Experiment
Building Daggerheart Forge: Designing an Agentic AI System for Human-Centered Game Mastering
Daggerheart Forge began as a personal experiment to reduce the operational overhead of Game Mastering while preserving creative control. The project evolved into a larger exploration of agentic AI systems, structured validation, RAG pipelines, and human-centered AI orchestration for narrative content generation.
Why This Exists
I have a demanding full-time role, a family, and limited time for campaign preparation. Like many Game Masters, I found myself wanting to create richer content for my players while struggling to consistently find the time and mental energy required to build everything manually.
The original problem was not creativity. I already had the ideas.
The problem was operational overhead.
I wanted a way to rapidly generate campaign support material, maintain consistency with Daggerheart rules and guidelines, reduce repetitive prep work, preserve creative control, reuse and organize previously created content, and support improvisation during live sessions.
Most importantly, I did not want AI replacing the creative role of the Game Master. The goal was always augmentation, not automation.
Daggerheart Forge became an opportunity to explore what a human-centered AI system might look like when the intent was not replacing creativity, but supporting it.
The Original Assumption
The first version of the project was based on a relatively common assumption in AI experimentation: a sufficiently detailed prompt combined with a capable language model should be able to generate usable TTRPG content.
Initially, the system was extremely simple:
- local models running through Ollama
- basic generation scripts
- a single generation agent
- no structured validation
- manual review and cleanup
The idea was straightforward: write a structured prompt, generate adversaries, environments, or equipment, and use the results in game sessions.
At first, this seemed promising. Then the outputs started failing in predictable ways.
Early Failure Modes
Inconsistent Formatting
Outputs varied wildly in structure and completeness. Some content resembled usable game material. Other outputs became long instructional essays or incoherent mechanical descriptions.
D&D Contamination
Because Daggerheart is relatively new and Dungeons & Dragons dominates online TTRPG training data, the models frequently introduced D&D terminology, incompatible mechanics, incorrect rule structures, and unrelated gameplay assumptions.
This became one of the most persistent problems in the system.
Poor Mechanical Balance
Generated adversaries frequently contained wildly inflated values, unusable action economies, contradictory mechanics, and abilities that violated the intended design philosophy of the game. Some outputs were technically formatted correctly but completely unplayable.
Narrative Weakness
Even when the mechanics were functional, the content often lacked narrative usefulness. The generated material felt generic, instructional, emotionally flat, and disconnected from the campaign world.
The content technically existed, but it did not feel alive.
The Turning Point
The project changed significantly when I realized the problem was not simply model quality. The problem was architectural.
I was asking a single model to understand intent, generate content, validate rules, maintain lore consistency, preserve narrative quality, avoid contamination, and self-correct errors.
That was too much responsibility for a single generation layer.
The project stopped improving when the model was asked to “be smarter,” and started improving when the system became more structured.
From Prompting to Orchestration
The architecture evolved from a single-generation workflow into a multi-agent orchestration system with specialized responsibilities. Instead of one model trying to do everything, the system became a collaborative pipeline.

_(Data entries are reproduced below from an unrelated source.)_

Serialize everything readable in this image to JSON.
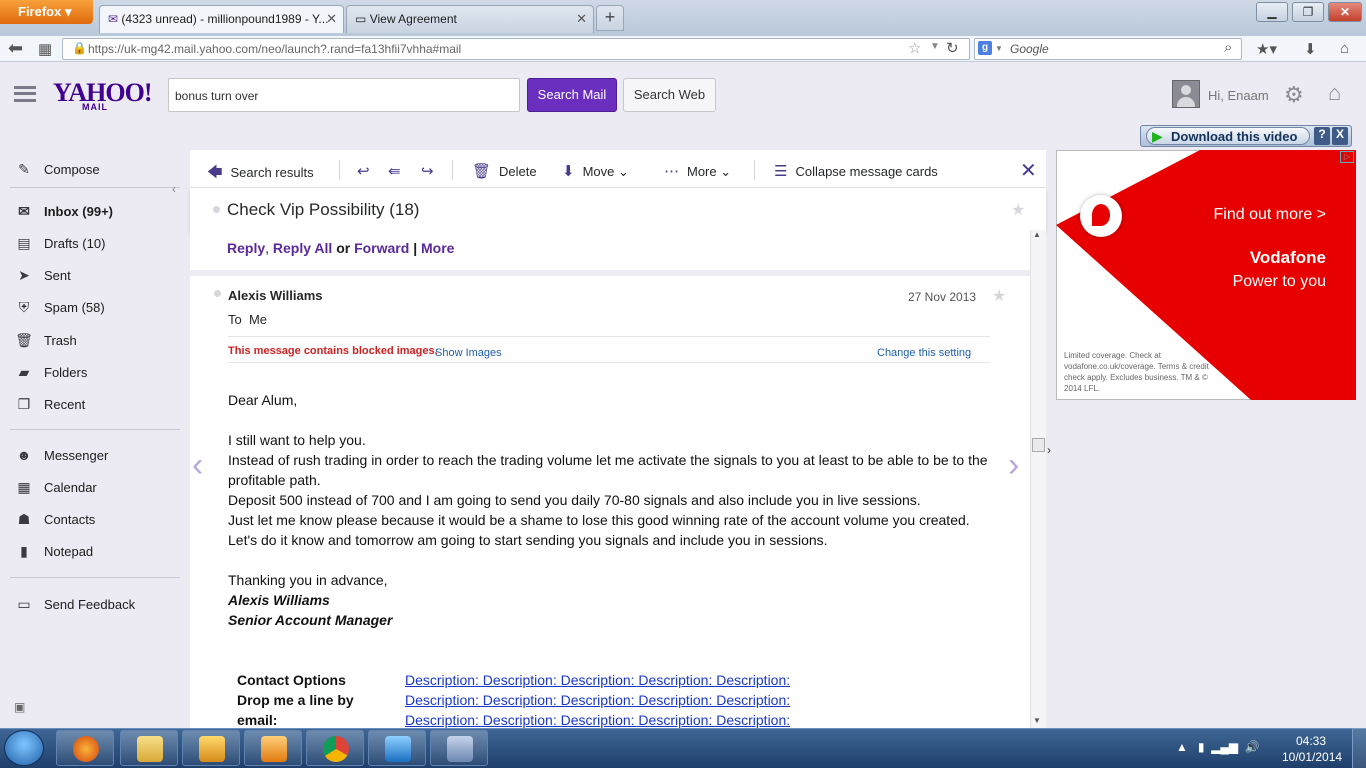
{
  "browser": {
    "firefox_label": "Firefox",
    "tabs": [
      {
        "title": "(4323 unread) - millionpound1989 - Y..."
      },
      {
        "title": "View Agreement"
      }
    ],
    "url": "https://uk-mg42.mail.yahoo.com/neo/launch?.rand=fa13hfii7vhha#mail",
    "search_engine": "Google"
  },
  "yahoo": {
    "logo": "YAHOO!",
    "logo_sub": "MAIL",
    "search_value": "bonus turn over",
    "search_mail_label": "Search Mail",
    "search_web_label": "Search Web",
    "greeting": "Hi, Enaam"
  },
  "sidebar": {
    "items": [
      {
        "label": "Compose",
        "icon": "compose-icon"
      },
      {
        "label": "Inbox (99+)",
        "icon": "inbox-icon"
      },
      {
        "label": "Drafts (10)",
        "icon": "drafts-icon"
      },
      {
        "label": "Sent",
        "icon": "sent-icon"
      },
      {
        "label": "Spam (58)",
        "icon": "spam-icon"
      },
      {
        "label": "Trash",
        "icon": "trash-icon"
      },
      {
        "label": "Folders",
        "icon": "folder-icon"
      },
      {
        "label": "Recent",
        "icon": "recent-icon"
      },
      {
        "label": "Messenger",
        "icon": "messenger-icon"
      },
      {
        "label": "Calendar",
        "icon": "calendar-icon"
      },
      {
        "label": "Contacts",
        "icon": "contacts-icon"
      },
      {
        "label": "Notepad",
        "icon": "notepad-icon"
      },
      {
        "label": "Send Feedback",
        "icon": "feedback-icon"
      }
    ]
  },
  "toolbar": {
    "search_results": "Search results",
    "delete": "Delete",
    "move": "Move",
    "more": "More",
    "collapse": "Collapse message cards"
  },
  "thread": {
    "subject": "Check Vip Possibility (18)",
    "reply": "Reply",
    "reply_all": "Reply All",
    "or": "or",
    "forward": "Forward",
    "sep": "|",
    "more": "More"
  },
  "message": {
    "sender": "Alexis Williams",
    "date": "27 Nov 2013",
    "to_label": "To",
    "to_value": "Me",
    "blocked": "This message contains blocked images.",
    "show_images": "Show Images",
    "change_setting": "Change this setting",
    "greeting": "Dear Alum,",
    "paragraphs": [
      "I still want to help you.",
      "Instead of rush trading in order to reach the trading volume let me activate the signals to you at least to be able to be to the profitable path.",
      "Deposit 500 instead of 700 and I am going to send you daily 70-80 signals and also include you in live sessions.",
      "Just let me know please because it would be a shame to lose this good winning rate of the account volume you created.",
      "Let's do it know and tomorrow am going to start sending you signals and include you in sessions."
    ],
    "closing": "Thanking you in advance,",
    "sig_name": "Alexis Williams",
    "sig_title": "Senior Account Manager",
    "contact_options": "Contact Options",
    "drop_line": "Drop me a line by email:",
    "desc_link": "Description: Description: Description: Description: Description:"
  },
  "download": {
    "label": "Download this video",
    "help": "?",
    "close": "X"
  },
  "ad": {
    "find_out": "Find out more >",
    "brand": "Vodafone",
    "tagline": "Power to you",
    "small_print": "Limited coverage. Check at vodafone.co.uk/coverage. Terms & credit check apply. Excludes business. TM & © 2014 LFL."
  },
  "taskbar": {
    "time": "04:33",
    "date": "10/01/2014"
  }
}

GM Intent ↓ Structured Prompt + Contracts ↓ Specialized Generator Agents ├── Adversary Generator ├── Environment Generator ├── Equipment Generator └── NPC Generator ↓ Validation Layer ├── Rules Keeper ├── Lore Keeper ├── Content Repair Agent └── Contamination Sentinel ↓ RAG + Semantic Retrieval ↓ Eval Harness ↓ Playable Content

Specialized Generator Agents
One of the most important architectural decisions was separating generators by content type.
Instead of a single content bot, the system introduced focused agents for adversary generation, environment generation, equipment generation, and NPC generation.
This added complexity, but it improved output consistency, iteration speed, validation accuracy, and narrative quality. Each generator could specialize around role expectations, balance constraints, formatting contracts, narrative patterns, and gameplay intent.

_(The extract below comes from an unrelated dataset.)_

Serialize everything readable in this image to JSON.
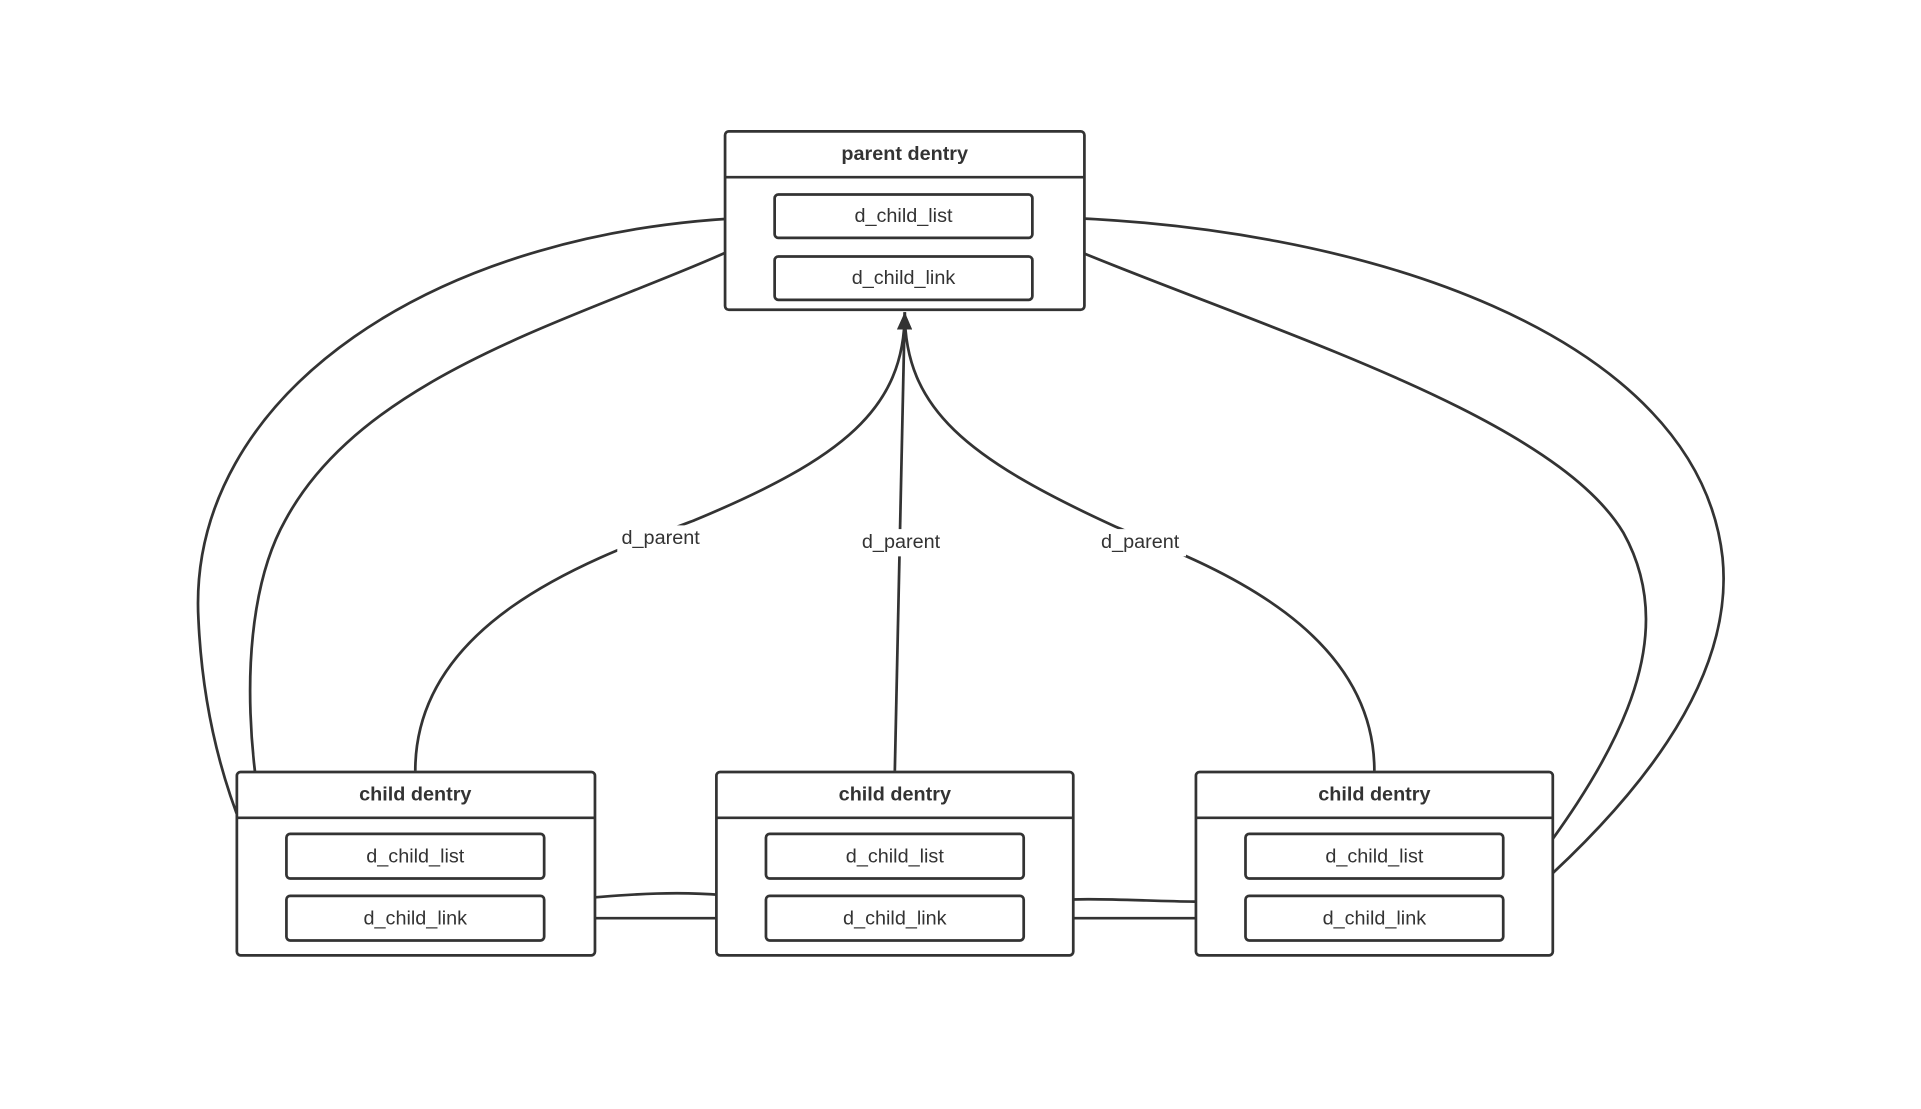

Validation as a First-Class System
The project improved substantially once validation became explicit rather than implied.
The system introduced deterministic validation, contracts, canonical enums, range checking, contamination detection, and structured repair workflows.
This was necessary because TTRPG systems are not purely binary. Many rules exist inside ranges, relationships, and gameplay expectations rather than strict yes/no correctness.
The solution became deterministic enforcement for structure and safety, paired with advisory review for narrative and experiential quality.

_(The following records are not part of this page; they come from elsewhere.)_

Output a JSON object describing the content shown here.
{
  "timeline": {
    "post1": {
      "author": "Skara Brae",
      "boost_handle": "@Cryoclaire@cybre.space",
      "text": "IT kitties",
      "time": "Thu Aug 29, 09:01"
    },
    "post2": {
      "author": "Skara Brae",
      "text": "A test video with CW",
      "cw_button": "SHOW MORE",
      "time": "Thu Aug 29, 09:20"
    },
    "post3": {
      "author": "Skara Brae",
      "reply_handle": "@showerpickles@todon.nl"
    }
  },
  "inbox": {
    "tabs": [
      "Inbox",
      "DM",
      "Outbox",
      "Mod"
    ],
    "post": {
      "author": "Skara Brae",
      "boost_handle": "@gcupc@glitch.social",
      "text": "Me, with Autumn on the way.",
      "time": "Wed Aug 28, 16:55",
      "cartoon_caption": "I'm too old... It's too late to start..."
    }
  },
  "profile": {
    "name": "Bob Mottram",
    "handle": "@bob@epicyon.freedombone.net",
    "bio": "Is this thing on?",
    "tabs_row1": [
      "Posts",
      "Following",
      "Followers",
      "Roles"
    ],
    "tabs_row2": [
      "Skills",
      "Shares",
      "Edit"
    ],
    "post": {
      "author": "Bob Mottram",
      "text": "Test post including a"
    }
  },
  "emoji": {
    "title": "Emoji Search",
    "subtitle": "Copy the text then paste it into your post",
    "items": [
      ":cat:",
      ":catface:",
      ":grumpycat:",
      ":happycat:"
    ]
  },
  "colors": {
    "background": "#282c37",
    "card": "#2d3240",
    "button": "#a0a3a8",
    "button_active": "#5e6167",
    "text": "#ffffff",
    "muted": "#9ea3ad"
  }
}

Keeper Agents and Editorial Oversight
The system eventually evolved into something closer to a board of editors than a simple generation workflow.
Rules Keeper
The Rules Keeper validated mechanical compliance, ranges, canonical structures, and gameplay consistency.
Lore Keeper
The Lore Keeper validated world consistency, narrative continuity, and semantic alignment.
Content Repair Agent
The Content Repair Agent handled schema repair, cleanup, formatting correction, and contract compliance adjustments.
This separation of responsibilities dramatically improved output quality.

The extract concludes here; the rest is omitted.